Skip to content

Uni-Xervo Documentation

Runtime Loading

rustic-ai/uni-xervo

Runtime Loading¶

Runtime loading has two phases: provider warmup and model warmup.

Provider warmup (`ModelRuntimeBuilder::warmup_policy`)¶

eager: await provider.warmup() for each registered provider during build().
background: schedule provider.warmup() in detached tasks.
lazy: no provider warmup during build.

Model warmup (`ModelAliasSpec.warmup`)¶

eager: load and warm model during build.
background: schedule model load after build.
lazy: load on first handle resolution.

required = true matters only for eager warmup: if eager load fails for a required alias, startup fails.

Deduplication and concurrency¶

Models are keyed by ModelRuntimeKey:

task
provider ID
model ID
revision
normalized options hash

Aliases with identical runtime keys share one loaded instance.

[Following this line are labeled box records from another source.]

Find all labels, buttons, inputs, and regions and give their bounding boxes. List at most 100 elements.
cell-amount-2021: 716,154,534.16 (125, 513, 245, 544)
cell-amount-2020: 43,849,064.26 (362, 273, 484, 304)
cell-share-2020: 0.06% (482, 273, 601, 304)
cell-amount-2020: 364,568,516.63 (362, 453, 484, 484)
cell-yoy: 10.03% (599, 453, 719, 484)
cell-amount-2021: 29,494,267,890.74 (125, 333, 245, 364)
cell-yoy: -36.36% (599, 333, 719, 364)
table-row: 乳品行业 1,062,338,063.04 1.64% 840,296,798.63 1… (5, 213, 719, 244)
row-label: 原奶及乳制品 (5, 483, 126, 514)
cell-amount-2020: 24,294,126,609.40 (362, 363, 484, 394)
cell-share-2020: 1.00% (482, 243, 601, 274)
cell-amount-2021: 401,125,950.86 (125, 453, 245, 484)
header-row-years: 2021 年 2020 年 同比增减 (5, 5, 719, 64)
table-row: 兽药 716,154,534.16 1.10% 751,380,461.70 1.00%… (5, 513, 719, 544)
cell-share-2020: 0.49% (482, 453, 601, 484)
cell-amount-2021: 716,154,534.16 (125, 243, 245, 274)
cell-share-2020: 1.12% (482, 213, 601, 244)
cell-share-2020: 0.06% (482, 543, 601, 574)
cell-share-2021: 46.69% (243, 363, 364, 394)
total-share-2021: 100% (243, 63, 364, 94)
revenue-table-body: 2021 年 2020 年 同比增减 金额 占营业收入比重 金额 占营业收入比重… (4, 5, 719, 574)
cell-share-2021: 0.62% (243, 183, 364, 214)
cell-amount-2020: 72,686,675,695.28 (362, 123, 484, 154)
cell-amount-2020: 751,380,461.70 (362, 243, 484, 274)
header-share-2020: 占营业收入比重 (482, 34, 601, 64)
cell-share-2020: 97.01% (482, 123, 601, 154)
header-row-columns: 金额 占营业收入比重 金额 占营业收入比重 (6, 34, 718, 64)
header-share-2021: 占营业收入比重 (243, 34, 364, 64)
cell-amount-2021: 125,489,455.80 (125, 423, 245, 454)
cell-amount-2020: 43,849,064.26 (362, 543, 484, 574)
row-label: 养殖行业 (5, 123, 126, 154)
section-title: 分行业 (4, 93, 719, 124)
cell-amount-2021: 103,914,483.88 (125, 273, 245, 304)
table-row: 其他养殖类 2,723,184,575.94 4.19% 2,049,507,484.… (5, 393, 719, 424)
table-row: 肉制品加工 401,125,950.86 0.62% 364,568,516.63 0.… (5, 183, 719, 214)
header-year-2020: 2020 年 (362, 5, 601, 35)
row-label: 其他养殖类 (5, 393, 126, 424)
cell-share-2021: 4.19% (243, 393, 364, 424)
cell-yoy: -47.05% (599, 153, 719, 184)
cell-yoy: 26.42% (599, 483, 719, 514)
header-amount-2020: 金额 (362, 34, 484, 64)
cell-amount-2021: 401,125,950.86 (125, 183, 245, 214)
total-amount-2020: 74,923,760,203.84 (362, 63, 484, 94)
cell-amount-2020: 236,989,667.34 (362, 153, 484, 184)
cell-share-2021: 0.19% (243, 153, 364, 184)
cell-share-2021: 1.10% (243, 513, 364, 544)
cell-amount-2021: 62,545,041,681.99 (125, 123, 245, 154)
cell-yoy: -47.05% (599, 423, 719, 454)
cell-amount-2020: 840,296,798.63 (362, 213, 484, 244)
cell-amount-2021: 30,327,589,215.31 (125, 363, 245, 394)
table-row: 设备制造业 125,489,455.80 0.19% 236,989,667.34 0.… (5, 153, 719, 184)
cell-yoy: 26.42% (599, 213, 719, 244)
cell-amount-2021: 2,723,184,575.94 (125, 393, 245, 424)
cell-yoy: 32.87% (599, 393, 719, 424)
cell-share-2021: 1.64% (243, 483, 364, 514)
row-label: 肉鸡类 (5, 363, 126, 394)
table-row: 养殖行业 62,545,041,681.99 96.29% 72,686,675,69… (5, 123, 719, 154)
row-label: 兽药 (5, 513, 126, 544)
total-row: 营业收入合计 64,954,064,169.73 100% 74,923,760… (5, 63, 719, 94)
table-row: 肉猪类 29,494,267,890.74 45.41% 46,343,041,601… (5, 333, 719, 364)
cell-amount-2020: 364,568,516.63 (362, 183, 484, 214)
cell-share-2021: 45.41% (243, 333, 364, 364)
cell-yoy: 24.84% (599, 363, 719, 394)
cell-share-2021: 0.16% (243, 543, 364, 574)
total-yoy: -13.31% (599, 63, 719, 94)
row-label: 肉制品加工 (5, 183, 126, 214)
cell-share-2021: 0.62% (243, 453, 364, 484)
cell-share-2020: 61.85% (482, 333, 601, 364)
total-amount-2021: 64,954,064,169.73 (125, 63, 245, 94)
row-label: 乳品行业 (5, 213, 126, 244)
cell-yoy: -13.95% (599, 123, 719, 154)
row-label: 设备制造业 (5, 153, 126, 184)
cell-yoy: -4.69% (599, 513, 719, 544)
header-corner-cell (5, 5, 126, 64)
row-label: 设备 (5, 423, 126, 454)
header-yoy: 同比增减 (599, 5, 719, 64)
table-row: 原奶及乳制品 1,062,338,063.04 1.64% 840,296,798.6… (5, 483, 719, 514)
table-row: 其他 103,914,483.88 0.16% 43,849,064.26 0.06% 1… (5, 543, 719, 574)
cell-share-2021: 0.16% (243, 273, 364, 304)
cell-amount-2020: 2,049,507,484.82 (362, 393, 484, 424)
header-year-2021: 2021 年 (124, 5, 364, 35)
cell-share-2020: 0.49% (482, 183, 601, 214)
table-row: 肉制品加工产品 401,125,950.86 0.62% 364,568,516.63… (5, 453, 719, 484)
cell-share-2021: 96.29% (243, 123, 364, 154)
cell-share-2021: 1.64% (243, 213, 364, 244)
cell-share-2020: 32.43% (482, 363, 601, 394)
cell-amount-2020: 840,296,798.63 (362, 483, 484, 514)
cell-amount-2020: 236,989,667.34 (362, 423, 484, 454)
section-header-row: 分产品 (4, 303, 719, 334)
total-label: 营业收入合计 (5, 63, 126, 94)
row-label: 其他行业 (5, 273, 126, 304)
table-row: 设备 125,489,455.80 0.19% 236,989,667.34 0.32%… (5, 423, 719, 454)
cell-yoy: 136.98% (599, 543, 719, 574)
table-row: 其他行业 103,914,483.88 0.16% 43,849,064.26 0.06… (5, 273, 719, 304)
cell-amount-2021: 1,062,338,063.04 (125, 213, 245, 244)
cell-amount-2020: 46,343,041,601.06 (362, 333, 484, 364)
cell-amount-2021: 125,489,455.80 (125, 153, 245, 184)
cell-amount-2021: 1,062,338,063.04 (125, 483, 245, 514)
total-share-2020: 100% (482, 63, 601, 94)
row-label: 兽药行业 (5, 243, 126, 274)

Concurrent first-load calls for the same key are serialized with a per-key mutex so only one load happens.

Load timeout¶

load_timeout applies to provider.load(spec) plus model warmup, with a runtime default of 600 seconds if not set.

A load timeout returns RuntimeError::Timeout.

Prefetch APIs¶

runtime.prefetch_all().await warms every alias.
runtime.prefetch(&["embed/default", "generate/chat"]).await warms selected aliases.

These methods are useful at service startup to avoid first-request cold starts.